24Contraintes référentielles. La tâche expérimentale de l’étude 1 provoque une explication-instruction (INSTRUCT-EX) durant laquelle l’interlocuteur doit produire de nouvelles informations au destinataire sur la manière de jouer au jeu vidéo éducatif dont il est question (jeu de chiffres ou jeu de spatialité). En revanche, l’objectif de la tâche de l’étude 2 est de faire produire à l’enfant une explication-processus (PROCESS-EX) durant laquelle le locuteur focalise sur la reconstitution d’événements passés tels qu’ils apparaissent dans une séquence courte d’un dessin animé ; cette séquence a donc été visionnée précédemment puis racontée par le participant lors de la tâche narrative, précédant la tâche explicative (dont il est question ici). Ainsi, la tâche de l’étude 1 implique que les locuteurs introduisent de nouveaux référents non connus de l’interlocuteur, ce qui n’est pas le cas de la tâche explicative de l’étude 2. Par conséquent, nous nous attendons à ce que les enfants produisent plus de marqueurs permettant d’introduire de nouvelles informations tels que les structures « il est », « il y a » ou « il y en a », dans le contexte INSTRUCT-EX que dans le contexte PROCESS-EX. De plus, nous nous attendons également, étant donné les différences intrinsèques entre ces deux types d’explications, à ce que les enfants fassent appel à des connecteurs distincts. Ainsi, par exemple, dans le contexte INSTRUCT-EX, ils devraient utiliser davantage de connecteurs logiques tels que « dans le sens de », « autrement », « si… alors ». En revanche, dans le contexte PROCESS-EX, les enfants devraient produire davantage de connecteurs chronologiques, tels que « puis », « et puis », favorisant l’expression de la temporalité et l’énonciation d’événements en série.

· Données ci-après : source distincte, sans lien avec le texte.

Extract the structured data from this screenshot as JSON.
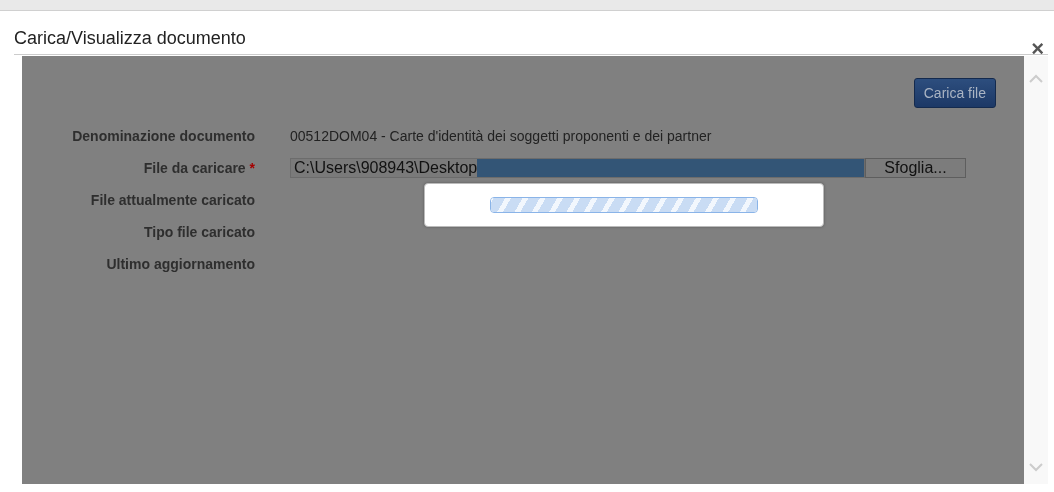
{
  "dialog": {
    "title": "Carica/Visualizza documento",
    "close": "×"
  },
  "upload_button": "Carica file",
  "fields": [
    {
      "kind": "text",
      "label": "Denominazione documento",
      "value": "00512DOM04 - Carte d'identità dei soggetti proponenti e dei partner"
    },
    {
      "kind": "file",
      "label": "File da caricare",
      "required": true,
      "value": "C:\\Users\\908943\\Desktop",
      "button": "Sfoglia..."
    },
    {
      "kind": "text",
      "label": "File attualmente caricato"
    },
    {
      "kind": "text",
      "label": "Tipo file caricato"
    },
    {
      "kind": "text",
      "label": "Ultimo aggiornamento"
    }
  ],
  "progress": {
    "level": 1
  },
  "required_mark": "*"
}
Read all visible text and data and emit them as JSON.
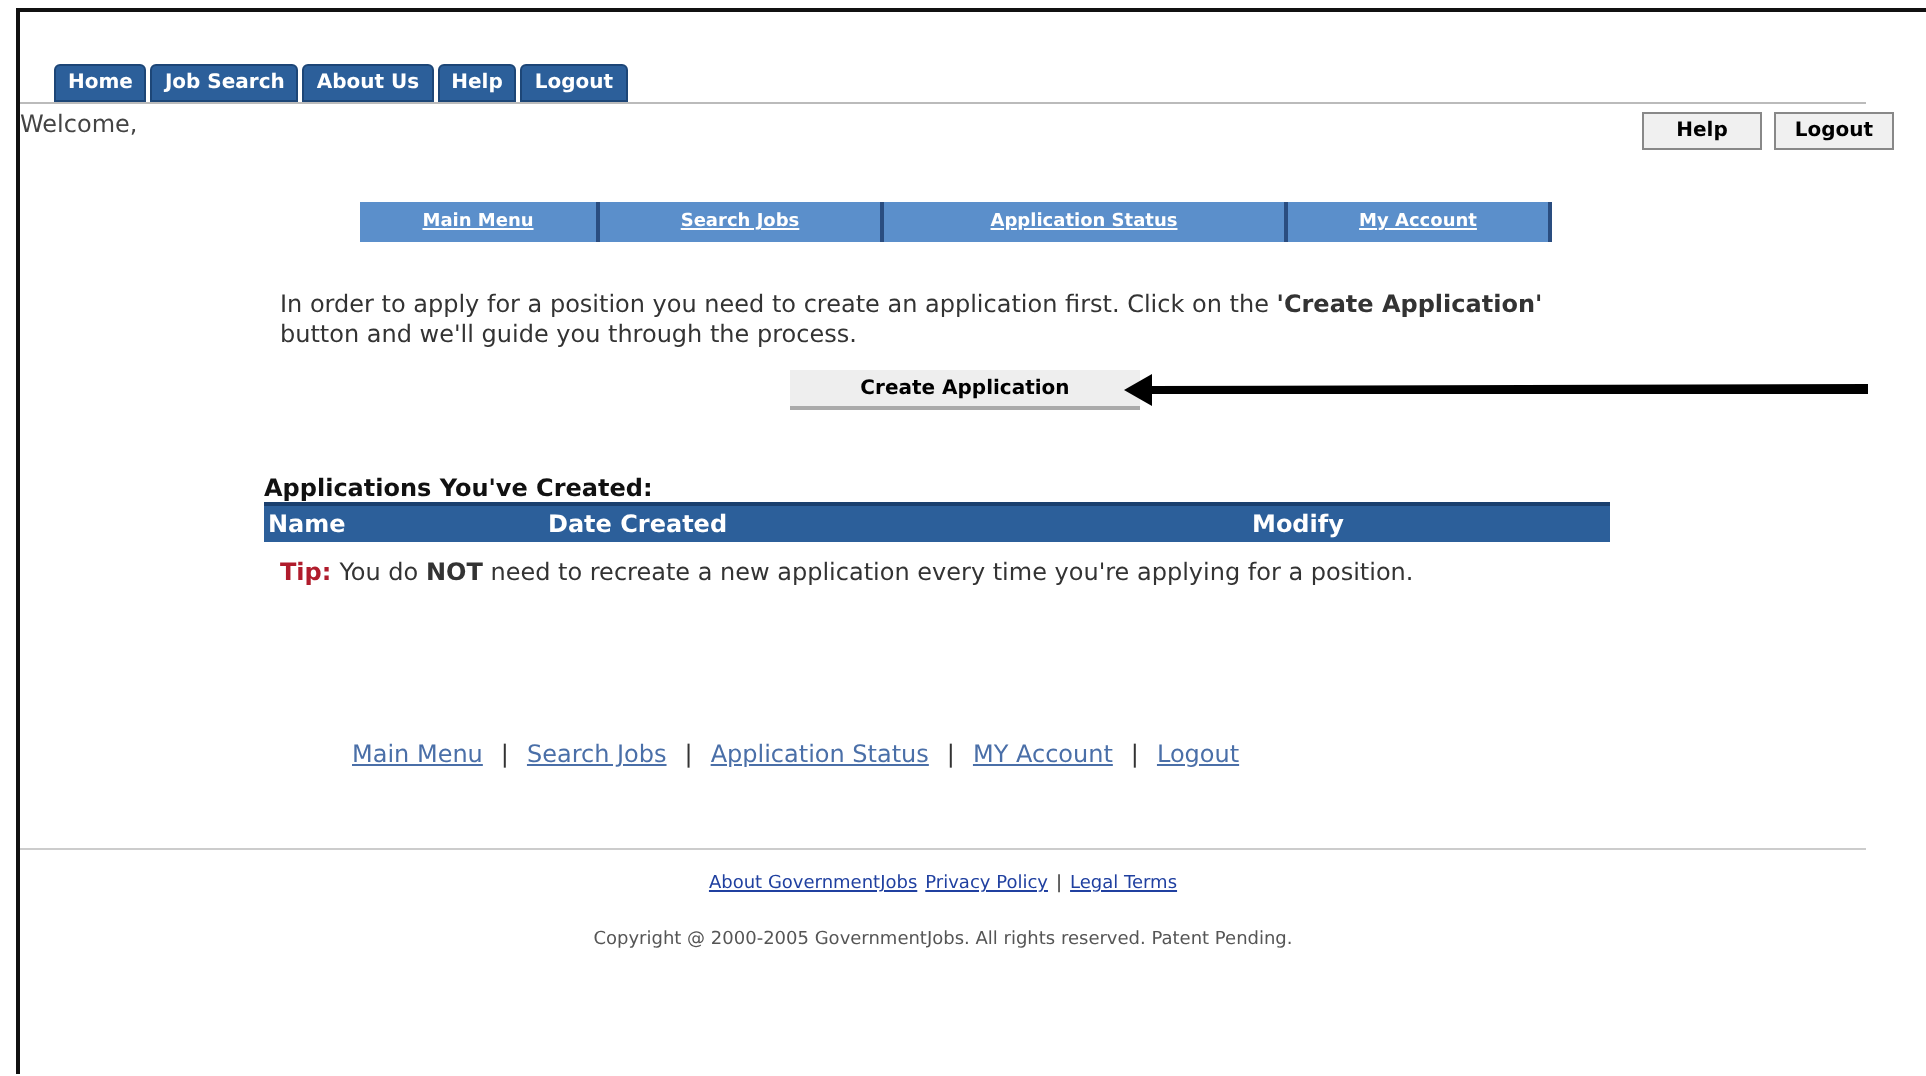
{
  "tabs": [
    {
      "label": "Home",
      "selected": false
    },
    {
      "label": "Job Search",
      "selected": false
    },
    {
      "label": "About Us",
      "selected": false
    },
    {
      "label": "Help",
      "selected": false
    },
    {
      "label": "Logout",
      "selected": false
    }
  ],
  "welcome": "Welcome,",
  "top_buttons": [
    "Help",
    "Logout"
  ],
  "subnav": [
    {
      "label": "Main Menu"
    },
    {
      "label": "Search Jobs"
    },
    {
      "label": "Application Status"
    },
    {
      "label": "My Account"
    }
  ],
  "intro": "In order to apply for a position you need to create an application first. Click on the **'Create Application'** button and we'll guide you through the process.",
  "create_button": "Create Application",
  "applications": {
    "heading": "Applications You've Created:",
    "columns": [
      "Name",
      "Date Created",
      "Modify"
    ]
  },
  "tip": {
    "label": "Tip:",
    "text": "You do **NOT** need to recreate a new application every time you're applying for a position."
  },
  "bottom_links": [
    "Main Menu",
    "Search Jobs",
    "Application Status",
    "MY Account",
    "Logout"
  ],
  "separator": "|",
  "footer_links": [
    "About GovernmentJobs",
    "Privacy Policy",
    "Legal Terms"
  ],
  "copyright": "Copyright @ 2000-2005 GovernmentJobs. All rights reserved. Patent Pending."
}
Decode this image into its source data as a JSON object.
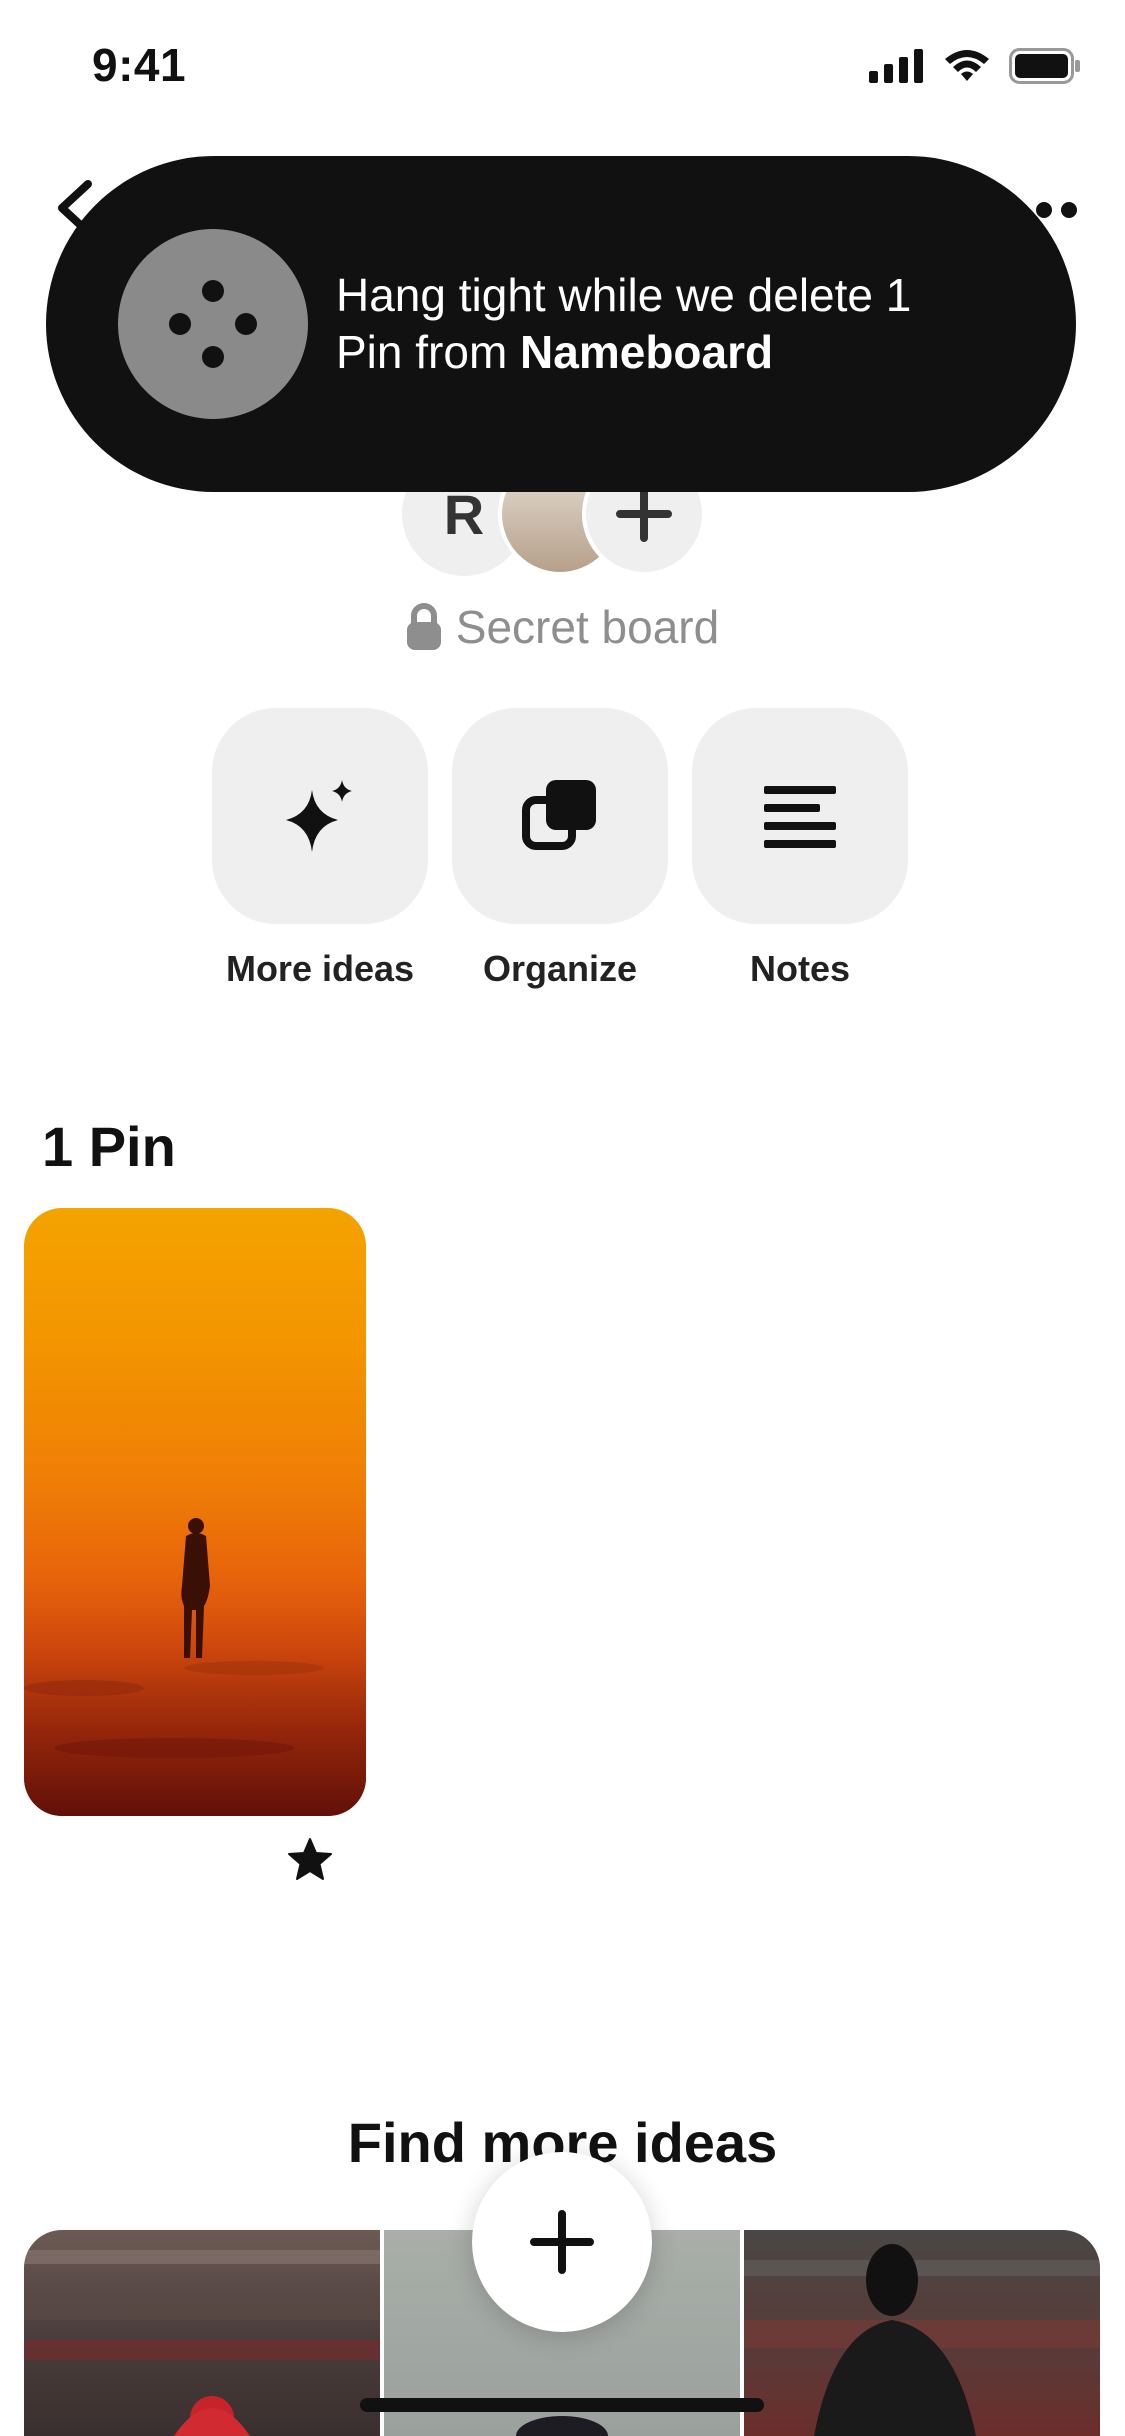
{
  "status_bar": {
    "time": "9:41",
    "icons": [
      "signal-icon",
      "wifi-icon",
      "battery-icon"
    ]
  },
  "header": {
    "back_icon": "chevron-left-icon",
    "more_icon": "ellipsis-icon"
  },
  "toast": {
    "icon": "loading-dots-icon",
    "message_prefix": "Hang tight while we delete 1 Pin from ",
    "board_name": "Nameboard"
  },
  "board": {
    "collaborator_initial": "R",
    "add_collaborator_icon": "plus-icon",
    "privacy_label": "Secret board",
    "privacy_icon": "lock-icon"
  },
  "actions": [
    {
      "label": "More ideas",
      "icon": "sparkle-icon"
    },
    {
      "label": "Organize",
      "icon": "organize-icon"
    },
    {
      "label": "Notes",
      "icon": "notes-lines-icon"
    }
  ],
  "pins": {
    "count_label": "1 Pin",
    "items": [
      {
        "image": "silhouette-in-orange-haze",
        "favorite_icon": "star-icon"
      }
    ]
  },
  "find_more": {
    "title": "Find more ideas"
  },
  "fab": {
    "icon": "plus-icon"
  },
  "colors": {
    "toast_bg": "#111111",
    "tile_bg": "#efefef",
    "secondary_text": "#8e8e8e"
  }
}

Les exemples 1 et 2 illustrent les deux types d’explications ; les marqueurs introduisant de la nouvelle information sont soulignés, les connecteurs logiques sont soulignés et en caractères gras et les connecteurs chronologiques sont en gras.
(1) Explication-instruction (INSTRUCT-EX) (// est le marqueur de fin de proposition ; <> borne une MDTF) [alors en fait c’est un jeu // t(u) as une euh balle // t(u) as des briques // et en fait et ben tu cliques sur la souris une fois // et avec un morceau d(e) bois en fait tu fais bouger avec la souris t(u) as un morceau d(e) bois sur l’écran et tu le fais bouger // <et ben en fait l(e) but c’est que ça tombe> en fait tu dois essayer qu(e) ça tombe pas euh // <s/> euh dessous // <et> en fait et ben euh le but c’est que tu exploses euh les briques // et puis après // et ben quand tu as fini // et ben tu as deux zèbres // puis <s/> si t(u) as bien aimé // t(u) as un zèbre bleu // tu cliques sur le zèbre bleu <si t(u) as pas très bien aimé> // si t(u) as pas aimé et ben <tu> (il) y a un zèbre rouge et ben tu cliques sur l(e) zèbre rouge // et t(u) as fini après] |
(2) Une explication-processus (PROCESS-EX) [heum:: pa(r)ce que l’œuf // à chaque fois il tombait sur quelque chose ça s(e) cassait // et après y avait la f:: fleur // heu elle/ s(e) cassait cassait cassait // et après elle s’est tordue // et comme l’œuf i(l) s’est retombé sur la feuille // et tellement qu’elle était un peu trop // elle était légère la la porte // elle a poussé et c’est arrivé chez la souris] |
25Contraintes interactionnelles. Dans le contexte pédagogique (INSTRUCT-EX), les enfants-instructeurs sont face à des contraintes interactionnelles fortes, dans la mesure où ils doivent : fournir des informations précises au destinataire pour atteindre un but précis, gérer l’interaction dans sa globalité (l’initier, la développer et la clôturer), et ce, tout en s’assurant que leur interlocuteur (l’enfant-apprenant) comprenne bien comment jouer au jeu vidéo en question. En revanche, le contexte de l’étude 2 (PROCESS-EX) n’a pas un enjeu interactionnel aussi fort, mis à part répondre aux questions d’un expérimentateur adulte qui est lui-même à l’initiative de l’interaction et qui en gère le déroulement. Le contexte pédagogique INSTRUCT-EX ajoute donc une contrainte interactionnelle complexe qui est de surveiller et gérer l’interaction tout en verbalisant son explication. C’est dans cette mesure que nous nous attendons à ce que l’explication INSTRUCT-EX intègre un ensemble spécifique de marques linguistiques et interactionnelles, telles que : les expressions phatiques utilisées par le locuteur pour capturer et s’assurer de l’attention de l’interlocuteur ainsi que pour vérifier sa bonne compréhension du message (par exemple, « regarde », « OK ? », « tu as compris », « ça va ? ») ; des verbes modaux ou des expressions modales (par exemple, « tu dois », « tu peux ») qui aident à introduire les actions que les enfants-apprenants devront faire lorsqu’ils joueront au jeu.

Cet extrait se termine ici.